Some 66 million years ago, when a roughly 12-kilometer-wide asteroid slammed into a shallow reef near the present-day Yucatan Peninsula, the impact drilled a crater kilometers deep, vaporized the surrounding ocean, and piled up mountains of rebounding material inside the crater, which filled again with water. The crash also sterilized the immediate area down to the tiniest forms of life and is thought to have wiped out all nonavian dinosaurs around the globe.
It would have been impossible for life to survive on the surface near the impact, say researchers. Consequently, they have long wondered how soon after the crash might marine life, which had been relatively protected in the water, have secured a toehold once again in the devastated region.
Now Chris Lowery, a paleoceanographer at the Institute for Geophysics at the University of Texas at Austin, and his collaborators have shown that marine life started to return to the region within approximately 30,000 years, a relatively quick recovery on geological timescales. The team determined the timing from samples of rock extracted from the crater, known as Chicxulub, named after a nearby town in Mexico. They also investigated how marine life-forms adapted to their new environment.
There’s been a lot of research looking at how life has returned far from Chicxulub at sites around the world, Jaime Urrutia Fucugauchi, a geophysicist at the National Autonomous University of Mexico in Mexico City, told Eos. However, this investigation “is looking directly in the target zone,” he said. Urrutia Fucugauchi was not involved in Lowery’s study.
A Rare Crater
Today, Chicxulub is partially submerged in the Gulf of Mexico. It’s one of the best-preserved large impact craters on Earth and the only one linked to a major extinction, which makes it an excellent test bed for studying the return of life after an impact, said geophysicist Sean Gulick, also at the University of Texas at Austin.
In 2016, an international team of researchers led by Gulick and Joanna Morgan, a geophysicist at Imperial College London, extracted a sedimentary core from Chicxulub using a three-legged drilling rig. The team sampled the crater’s peak ring, material uplifted by over a hundred meters relative to the crater floor.
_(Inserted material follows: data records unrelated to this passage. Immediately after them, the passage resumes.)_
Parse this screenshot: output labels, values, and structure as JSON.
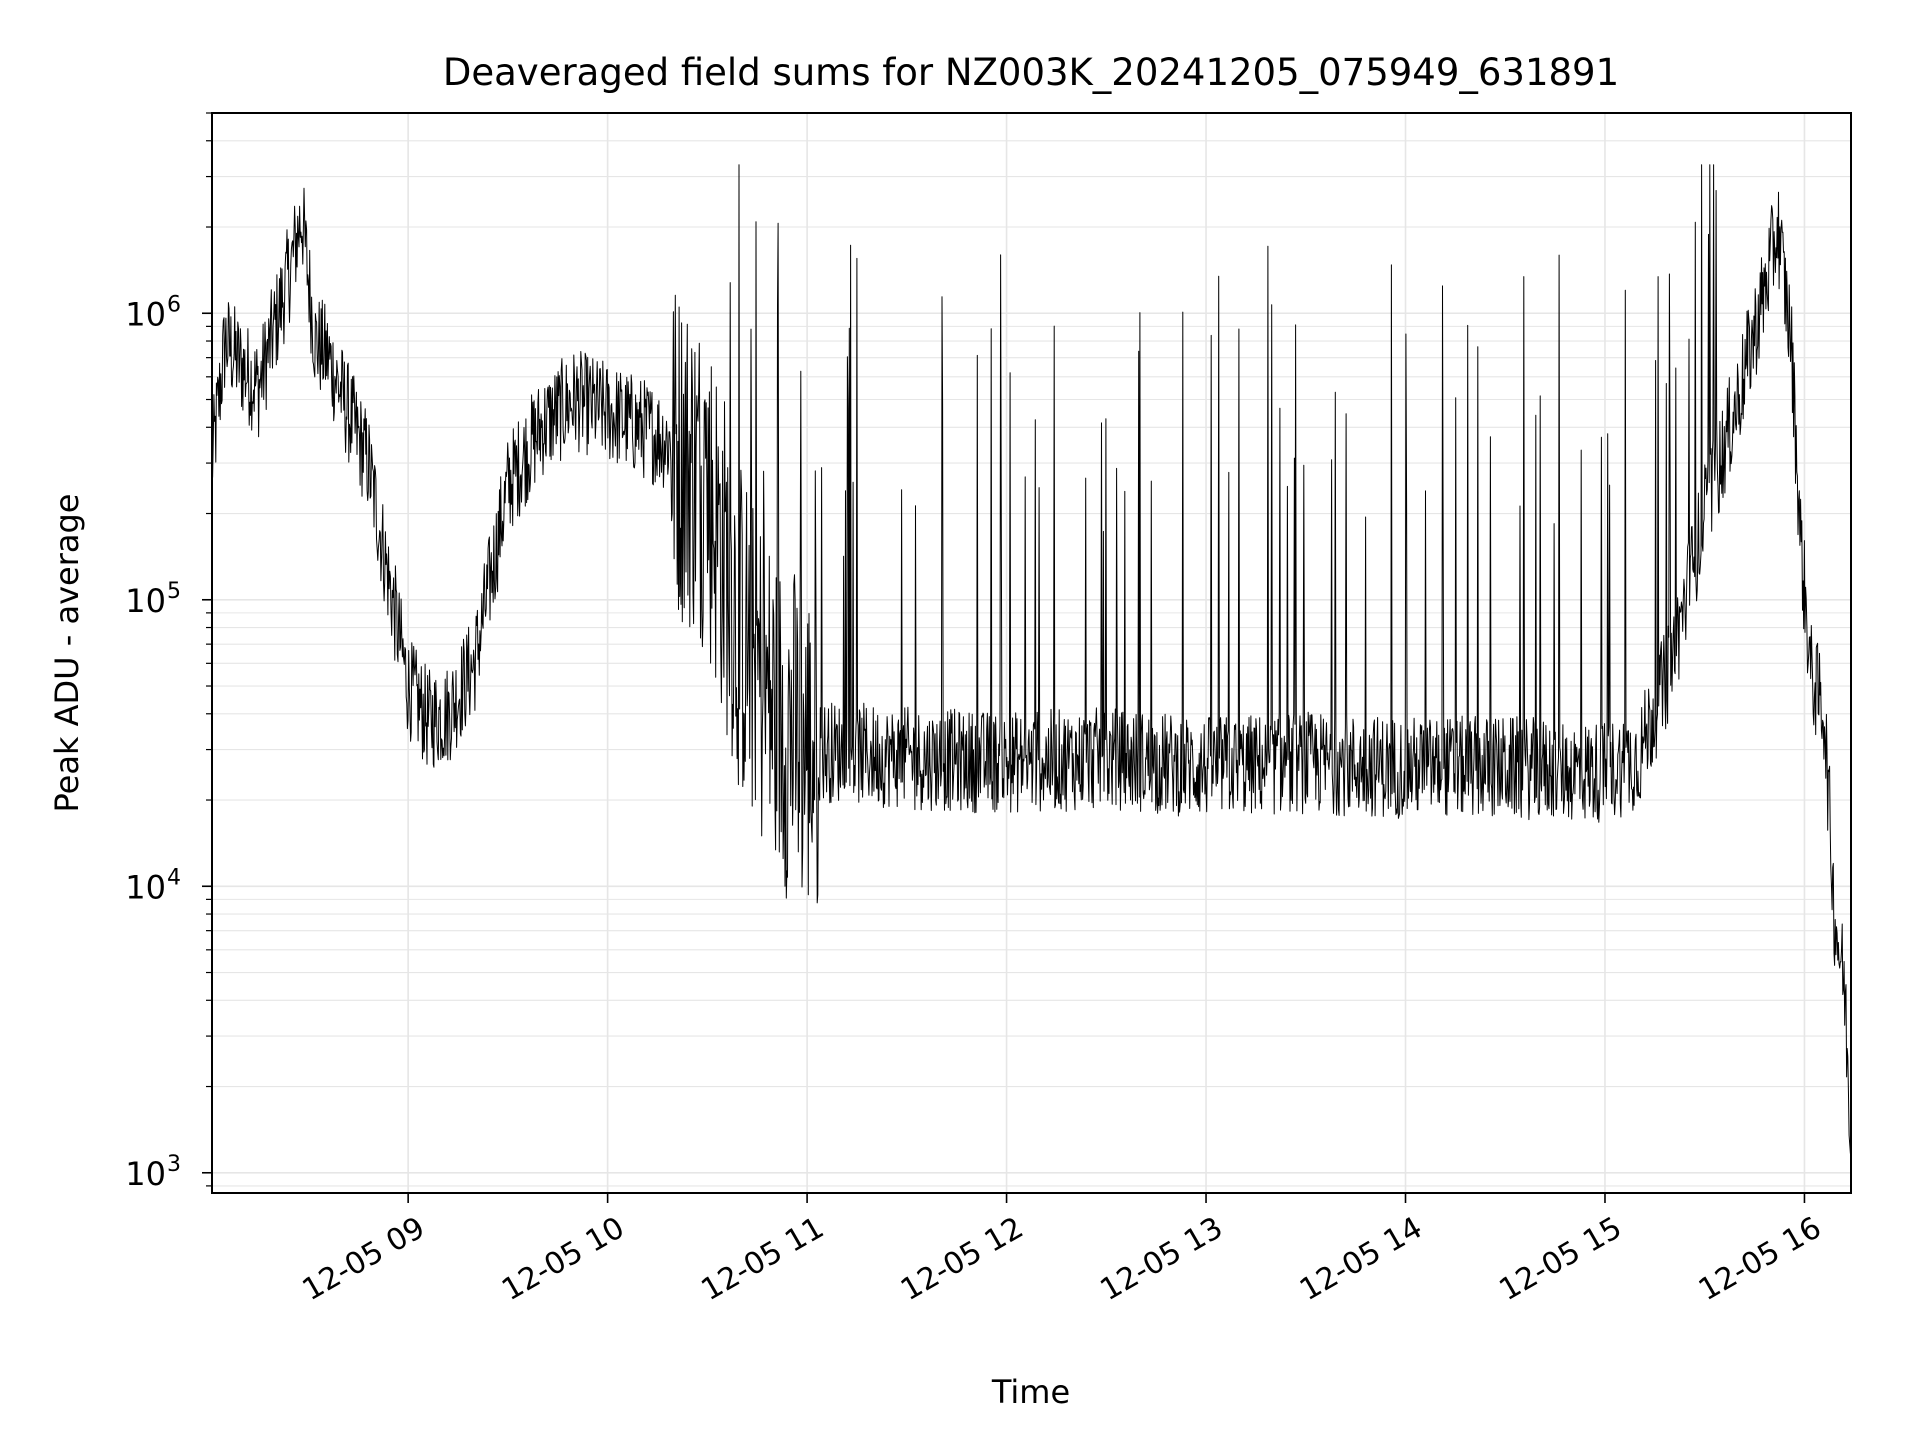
{
  "chart_data": {
    "type": "line",
    "title": "Deaveraged field sums for NZ003K_20241205_075949_631891",
    "xlabel": "Time",
    "ylabel": "Peak ADU - average",
    "yscale": "log",
    "ylim": [
      850,
      5000000
    ],
    "xlim": [
      "2024-12-05 08:01",
      "2024-12-05 16:14"
    ],
    "grid": true,
    "line_color": "#000000",
    "x_ticks": [
      {
        "value": "2024-12-05 09:00",
        "label": "12-05 09"
      },
      {
        "value": "2024-12-05 10:00",
        "label": "12-05 10"
      },
      {
        "value": "2024-12-05 11:00",
        "label": "12-05 11"
      },
      {
        "value": "2024-12-05 12:00",
        "label": "12-05 12"
      },
      {
        "value": "2024-12-05 13:00",
        "label": "12-05 13"
      },
      {
        "value": "2024-12-05 14:00",
        "label": "12-05 14"
      },
      {
        "value": "2024-12-05 15:00",
        "label": "12-05 15"
      },
      {
        "value": "2024-12-05 16:00",
        "label": "12-05 16"
      }
    ],
    "y_ticks": [
      {
        "value": 1000,
        "base": "10",
        "exp": "3"
      },
      {
        "value": 10000,
        "base": "10",
        "exp": "4"
      },
      {
        "value": 100000,
        "base": "10",
        "exp": "5"
      },
      {
        "value": 1000000,
        "base": "10",
        "exp": "6"
      }
    ],
    "series": [
      {
        "values": [
          [
            "2024-12-05 08:01",
            300000
          ],
          [
            "2024-12-05 08:05",
            800000
          ],
          [
            "2024-12-05 08:10",
            650000
          ],
          [
            "2024-12-05 08:15",
            550000
          ],
          [
            "2024-12-05 08:20",
            900000
          ],
          [
            "2024-12-05 08:25",
            1500000
          ],
          [
            "2024-12-05 08:28",
            2200000
          ],
          [
            "2024-12-05 08:32",
            800000
          ],
          [
            "2024-12-05 08:36",
            700000
          ],
          [
            "2024-12-05 08:42",
            450000
          ],
          [
            "2024-12-05 08:48",
            300000
          ],
          [
            "2024-12-05 08:54",
            120000
          ],
          [
            "2024-12-05 09:00",
            50000
          ],
          [
            "2024-12-05 09:06",
            38000
          ],
          [
            "2024-12-05 09:12",
            40000
          ],
          [
            "2024-12-05 09:20",
            60000
          ],
          [
            "2024-12-05 09:30",
            250000
          ],
          [
            "2024-12-05 09:40",
            400000
          ],
          [
            "2024-12-05 09:50",
            500000
          ],
          [
            "2024-12-05 10:00",
            450000
          ],
          [
            "2024-12-05 10:10",
            400000
          ],
          [
            "2024-12-05 10:20",
            350000
          ],
          [
            "2024-12-05 10:30",
            250000
          ],
          [
            "2024-12-05 10:40",
            80000
          ],
          [
            "2024-12-05 10:50",
            40000
          ],
          [
            "2024-12-05 11:00",
            30000
          ],
          [
            "2024-12-05 11:30",
            28000
          ],
          [
            "2024-12-05 12:00",
            27000
          ],
          [
            "2024-12-05 12:30",
            28000
          ],
          [
            "2024-12-05 13:00",
            26000
          ],
          [
            "2024-12-05 13:30",
            27000
          ],
          [
            "2024-12-05 14:00",
            26000
          ],
          [
            "2024-12-05 14:30",
            26000
          ],
          [
            "2024-12-05 15:00",
            25000
          ],
          [
            "2024-12-05 15:10",
            28000
          ],
          [
            "2024-12-05 15:20",
            60000
          ],
          [
            "2024-12-05 15:30",
            200000
          ],
          [
            "2024-12-05 15:40",
            500000
          ],
          [
            "2024-12-05 15:48",
            1200000
          ],
          [
            "2024-12-05 15:52",
            2000000
          ],
          [
            "2024-12-05 15:56",
            800000
          ],
          [
            "2024-12-05 15:59",
            150000
          ],
          [
            "2024-12-05 16:02",
            55000
          ],
          [
            "2024-12-05 16:06",
            40000
          ],
          [
            "2024-12-05 16:09",
            8000
          ],
          [
            "2024-12-05 16:12",
            4500
          ],
          [
            "2024-12-05 16:14",
            1300
          ]
        ]
      }
    ]
  }
}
Peak rings are hallmarks of large impacts throughout the solar system—they’ve been spotted on Mercury, Venus, Mars, and the Moon—but nonetheless remain poorly understood.
Tiny Marine Creatures
The new core samples were extracted from roughly 506 to 1,335 meters below the seafloor, and Lowery and his colleagues focused on sediment collected from roughly 617 meters below the seafloor, corresponding to material laid down immediately after the asteroid impact.
With the goal of investigating how life returned after the cataclysm, Lowery and his team focused on plankton and foraminifera, tiny shelled marine creatures. The scientists studied preserved foraminifera shells found within the core and burrows created by animals that were not themselves preserved.
The researchers found that foraminifera and plankton populations reappeared within the impact crater within a few tens of thousands of years. “Within about 30,000 years of the impact…there’s a diverse assemblage of plankton,” said Lowery. “It looks like a healthy ecosystem.”
He presented these results Tuesday at the American Geophysical Union’s 2017 Fall Meeting in New Orleans, La.
Foraminifera and plankton living in the postimpact environment also developed unique adaptions, Lowery reported. For instance, some foraminifera developed spines for the first time, an adaptation that allowed them to gather food more effectively. “Spines provided structure and strength so that [these creatures] could hold on to things and eat them,” said Lowery. These new attributes were an evolutionary response to competition for scarce food, he said, which likely resulted from changes in nutrients in the water after the impact. “The zooplankton diversify really quickly because they’ve got to compete with one another for food,” he explained.
Lowery said that next, he and his team will be studying how Earth’s climate evolved during the Paleocene, the roughly 10-million-year epoch following the impact. The researchers will be looking at a period of warming that Lowery calls the “best analog” for the modern-day warming the planet is now experiencing. “We’ve got this great [ancient] greenhouse world in the Gulf of Mexico that we can study,” he said.